As Falco and Gabi stand by in the trenches, the second phase of the assault on Fort Slava commences with the drop of dozens of paratroopers who look like they’d rather be anywhere else. With one shout from Zeke Yeager, they all transform into lesser Titans, and those that survive the drop eat everyone in sight.

With the Titan version of cannon fodder unleashed and the fort sufficiently softened up, the two Heavies of the operation spring into action: Reiner Braun AKA the Armored Titan, and Zeke Yeager AKA the Beast Titan. Braun jumps first and quickly learns the enemy has ordinance powerful enough to pierce his armor, as well as a second armored train.

He wastes the train and most of the cannon but not before losing a hand. That’s when Zeke drops in as Beast, picks up a handful of shells, and lobs them baseball-style at the enemy fleet just offshore. The fleet manages to let off a salvo in his and Braun’s direction before getting decimated by the rain of fire.

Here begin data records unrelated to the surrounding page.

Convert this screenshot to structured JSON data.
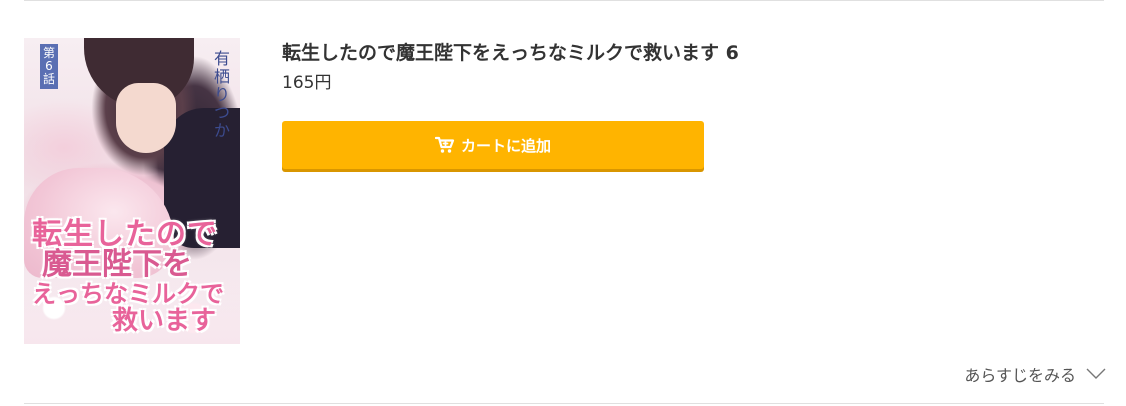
{
  "cover": {
    "badge": "第6話",
    "author": "有栖りつか",
    "logo_line1": "転生したので",
    "logo_line2": "魔王陛下を",
    "logo_line3": "えっちなミルクで",
    "logo_line4": "救います"
  },
  "product": {
    "title": "転生したので魔王陛下をえっちなミルクで救います 6",
    "price": "165円"
  },
  "actions": {
    "cart_label": "カートに追加",
    "cart_icon": "cart-icon",
    "synopsis_label": "あらすじをみる",
    "synopsis_icon": "chevron-down-icon"
  },
  "colors": {
    "cart_button": "#ffb400",
    "cart_button_shadow": "#d99600",
    "text": "#333333",
    "divider": "#e0e0e0"
  }
}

Colt, Gabi, Falco, Udo, and Zofia watch in awe as their senpais and nation’s greatest weapons do what they do. The enemy is defeated and the fort is taken, but at great cost: the fleet’s final salvo seemingly killed the Armored Titan. If Reiner died too, that means one of the kids will succeed him. Gabi thinks that should be her. It might end up being her. But that’s a story for another episode.

The main takeaway from this episode, meanwhile, is that as previous Titan seasons have successively done, it aims to reinvent itself by further expanding the world far beyond the confines of the Walls of Paradis. Marley wins the day and remains power in this world, but a decidedly fading one due to the steadily crumbling advantage the Titans provide.

Then there’s Marley’s whole policy of enslavement and oppression of the Eldian minority at every turn. Even those Eldians who believe they’re on the right side of the war and of history, like Gabi, come off as naive and even deluded. Hers may be the last generation of Warriors to pilot Titans—assuming they even get that far. In other words, the cruel, brutal, individual-crushing pessimism that has marked most of Titan’s run remains in fine form. Welcome to the beginning of the end.